The writing style is clear and engaging, explaining complex concepts (quantum entanglement, anyone?) without ever taking itself too seriously. How could I fail to warm to a book with chapter titles like "Six Wheels on My Dragon" and "O For the Wings of a Balrog"?

The chapter I found most striking was the one entitled "The Gates of Minas Tirith", which explores the theme of loss in Tolkien's work. I agree with the author that loss is one of the most striking features of Middle Earth. Wonderful creatures like Ents, Elves, Dwarves and even the dear old bucolic Hobbits, not to mention giant elephants and the pterodactyl-like flying reptiles ridden by the Nazgul, are dwindling in numbers and about to become extinct. Marvellous technologies, like the secret of making palantirs (or Rings, for that matter), have been lost. Myths and legends have been forgotten or worn down to fragments of verse no longer fully understood.
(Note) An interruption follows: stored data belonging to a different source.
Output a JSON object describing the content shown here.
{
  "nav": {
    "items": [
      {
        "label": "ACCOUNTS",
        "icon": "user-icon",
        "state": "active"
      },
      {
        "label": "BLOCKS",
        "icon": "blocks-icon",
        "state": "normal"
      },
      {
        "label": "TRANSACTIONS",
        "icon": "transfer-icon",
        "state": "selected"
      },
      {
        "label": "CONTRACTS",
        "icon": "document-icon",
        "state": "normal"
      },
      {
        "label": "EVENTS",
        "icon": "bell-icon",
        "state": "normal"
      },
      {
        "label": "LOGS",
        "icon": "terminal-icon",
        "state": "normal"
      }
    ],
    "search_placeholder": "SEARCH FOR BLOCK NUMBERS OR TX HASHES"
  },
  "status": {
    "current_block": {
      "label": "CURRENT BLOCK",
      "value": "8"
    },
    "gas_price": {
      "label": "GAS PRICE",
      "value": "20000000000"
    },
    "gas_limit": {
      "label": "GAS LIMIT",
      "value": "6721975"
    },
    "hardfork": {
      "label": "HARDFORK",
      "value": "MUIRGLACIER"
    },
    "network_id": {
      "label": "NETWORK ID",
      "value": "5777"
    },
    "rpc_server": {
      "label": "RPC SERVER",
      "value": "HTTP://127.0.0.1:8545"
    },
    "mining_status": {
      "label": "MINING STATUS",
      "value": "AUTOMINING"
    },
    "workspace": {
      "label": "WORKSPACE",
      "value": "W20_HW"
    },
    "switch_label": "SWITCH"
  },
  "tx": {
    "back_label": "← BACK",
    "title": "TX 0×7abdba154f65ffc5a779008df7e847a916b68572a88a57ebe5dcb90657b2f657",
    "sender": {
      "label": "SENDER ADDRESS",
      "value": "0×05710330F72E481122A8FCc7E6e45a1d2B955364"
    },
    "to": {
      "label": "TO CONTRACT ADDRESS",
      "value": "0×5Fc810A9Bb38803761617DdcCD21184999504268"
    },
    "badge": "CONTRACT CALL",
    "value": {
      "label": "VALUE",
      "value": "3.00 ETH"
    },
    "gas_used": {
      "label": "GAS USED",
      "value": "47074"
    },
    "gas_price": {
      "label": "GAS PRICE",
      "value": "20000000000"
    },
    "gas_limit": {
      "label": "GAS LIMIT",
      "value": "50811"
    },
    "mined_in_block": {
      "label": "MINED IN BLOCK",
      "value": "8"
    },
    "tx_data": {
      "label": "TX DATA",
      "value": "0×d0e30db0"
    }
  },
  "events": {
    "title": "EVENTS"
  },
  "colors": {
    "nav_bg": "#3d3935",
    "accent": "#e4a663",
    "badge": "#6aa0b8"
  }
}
In the real world, the mega-fauna of the last Ice Age have all gone, along with the various species of humans that existed alongside Homo sapiens until about 30,000 years ago, and we may well be in the middle of a mass extinction event. We have lost the knowledge required to read Pictish symbol stones (see article on the comb and mirror symbol) or Minoan Linear A script, and we can only guess at the culture and religion that drove the building of Stonehenge. The records of early medieval Britain are few and fragmentary (see the 'Essays' section of this website for articles), and the stories and tales from that period can only be glimpsed from a handful of surviving remnants such as Beowulf or Y Gododdin. Tolkien may have set out to recreate the lost cultural landscape of Beowulf in fiction, but the sad truth is that we can never get it back. It is lost to us for ever as surely as the woolly mammoth.

Eclectic, erudite and engaging canter through some of the more exotic pastures of science and technology, drawing parallels with some of the (apparently) fantastical aspects of Tolkien's Middle Earth.